For the outback challenge competition we plan on having two APMs in our plane. The idea is that the mission control computer on the plane (a pandaboard) will constantly monitor both APMs and will switch over to the backup APM if the first one starts misbehaving. To do that we need to know how much variation between the two APMs we normally should expect, so we know when we should be thinking about switching between them. The logs from todays flight gives us some idea of what variance we should expect.
The setup we used today was that both APMs were connected via USB to the pandaboard, plus one of them was connected to the normal servos, receiver etc, and was used when we were in stabilise or loiter mode. Both APMs logged detailed telemetry to the SSD on the pandaboard via mavproxy.
Apart from being in slightly different positions in the plane, the only other differences between the two APMs were:
- one used a 5883L magnetometer and the other used a 5843.
- one was connected to the planes pitot tube airspeed sensor and the other wasn't
To analyse the results, I wrote a little graphing utility (mavgraph.py) for MAVLink logs, which I have put in the examples directory for pymavlink.The raw logs are here and here.
While looking at the results I found that the magnetometer on the 2nd APM hadn't initialised, which means its yaw and heading values are rubbish. We'll need to do more flights in the future after ensuring that both magnetometers initialise correctly. I'll also need to add a warning message to mavproxy for when the magnetometer doesn't produce good data.
Results
The first thing I wanted to look at was the roll/pitch solutions. Here is a typical graph for a short section of the flight.

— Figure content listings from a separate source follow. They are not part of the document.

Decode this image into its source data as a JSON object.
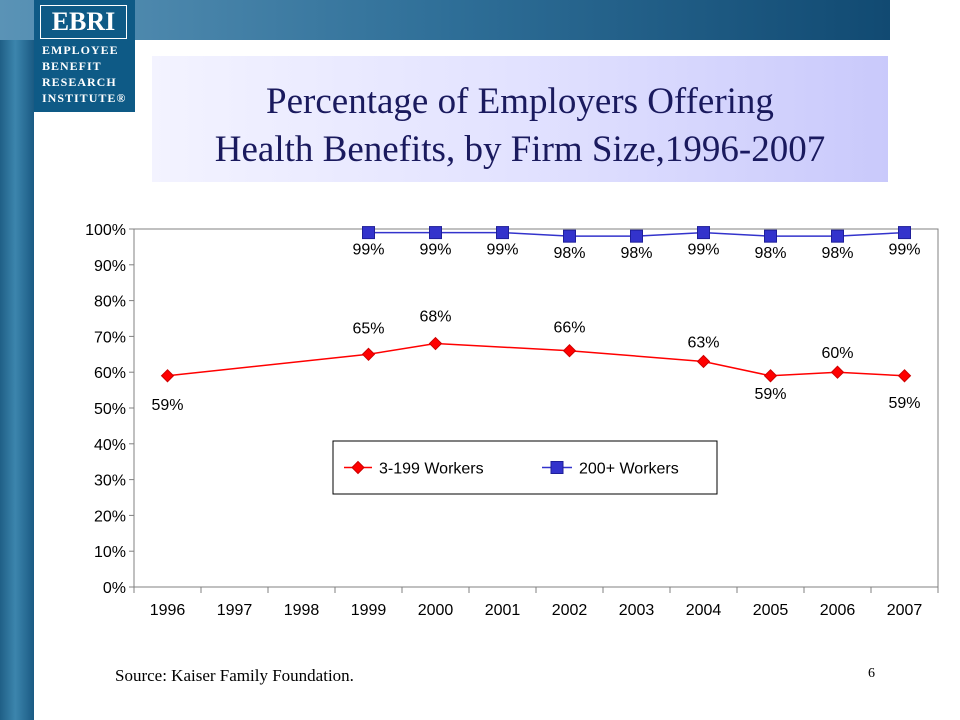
{
  "logo": {
    "mark": "EBRI",
    "lines": [
      "EMPLOYEE",
      "BENEFIT",
      "RESEARCH",
      "INSTITUTE®"
    ]
  },
  "slide": {
    "title_line1": "Percentage of Employers Offering",
    "title_line2": "Health Benefits, by Firm Size,1996-2007",
    "source": "Source: Kaiser Family Foundation.",
    "page_number": "6"
  },
  "colors": {
    "small_firm": "#ff0000",
    "large_firm": "#3333cc",
    "title": "#1a1a5e"
  },
  "chart_data": {
    "type": "line",
    "title": "",
    "xlabel": "",
    "ylabel": "",
    "categories": [
      "1996",
      "1997",
      "1998",
      "1999",
      "2000",
      "2001",
      "2002",
      "2003",
      "2004",
      "2005",
      "2006",
      "2007"
    ],
    "ylim": [
      0,
      100
    ],
    "yticks": [
      "0%",
      "10%",
      "20%",
      "30%",
      "40%",
      "50%",
      "60%",
      "70%",
      "80%",
      "90%",
      "100%"
    ],
    "grid": false,
    "legend_position": "center",
    "series": [
      {
        "name": "3-199 Workers",
        "marker": "diamond",
        "color": "#ff0000",
        "points": [
          {
            "x": "1996",
            "y": 59,
            "label": "59%"
          },
          {
            "x": "1999",
            "y": 65,
            "label": "65%"
          },
          {
            "x": "2000",
            "y": 68,
            "label": "68%"
          },
          {
            "x": "2002",
            "y": 66,
            "label": "66%"
          },
          {
            "x": "2004",
            "y": 63,
            "label": "63%"
          },
          {
            "x": "2005",
            "y": 59,
            "label": "59%"
          },
          {
            "x": "2006",
            "y": 60,
            "label": "60%"
          },
          {
            "x": "2007",
            "y": 59,
            "label": "59%"
          }
        ]
      },
      {
        "name": "200+ Workers",
        "marker": "square",
        "color": "#3333cc",
        "points": [
          {
            "x": "1999",
            "y": 99,
            "label": "99%"
          },
          {
            "x": "2000",
            "y": 99,
            "label": "99%"
          },
          {
            "x": "2001",
            "y": 99,
            "label": "99%"
          },
          {
            "x": "2002",
            "y": 98,
            "label": "98%"
          },
          {
            "x": "2003",
            "y": 98,
            "label": "98%"
          },
          {
            "x": "2004",
            "y": 99,
            "label": "99%"
          },
          {
            "x": "2005",
            "y": 98,
            "label": "98%"
          },
          {
            "x": "2006",
            "y": 98,
            "label": "98%"
          },
          {
            "x": "2007",
            "y": 99,
            "label": "99%"
          }
        ]
      }
    ]
  }
}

The tracking between the two APMs was reasonable, although not as good as I had hoped for. The two IMUs will of course have had slightly different calibration, so we expect a constant offset, but the graph shows that the offset isn't constant. Sometimes the 2nd APM shows a larger roll, and sometimes the first one does.
The altitude solutions show a similar variance:
The VFR_HUD altitudes are from the two barometers, the GPS_RAW values are from the GPSes, both are in meters above sea level. The two height estimates tracked each other quite nicely, with the variance small enough not to bother a plane. A quadcopter hovering might have some problems at low altitude, but at the altitude we were flying at today (around 100m or so) it wasn't an issue for the Telemaster.
The airspeed/groundspeed values were about what I expected:
the pitot tube produces a much noisier signal than the GPS does, and the two GPSes tracked each other quite nicely. The difference between the pitot and GPS readings could well have just been the wind, which was several meters/second.
I was curious to see if the raw gyro readings tracked each other. The MAVLink RAW_IMU packet allows us to see the raw sensor values before that are processed by the APM, and I wanted to see how much noise showed up:
They tracked better than I expected them to! I have the hardware sensor filters enabled on both IMUs, and I suspect this shows that those sensors are doing their job quite well.
We'll be looking at these log files a lot more closely in the coming weeks, but this quick look has already told us a lot of what we need to know for designing our OBC avionics, and working out how to do failover between the two APMs.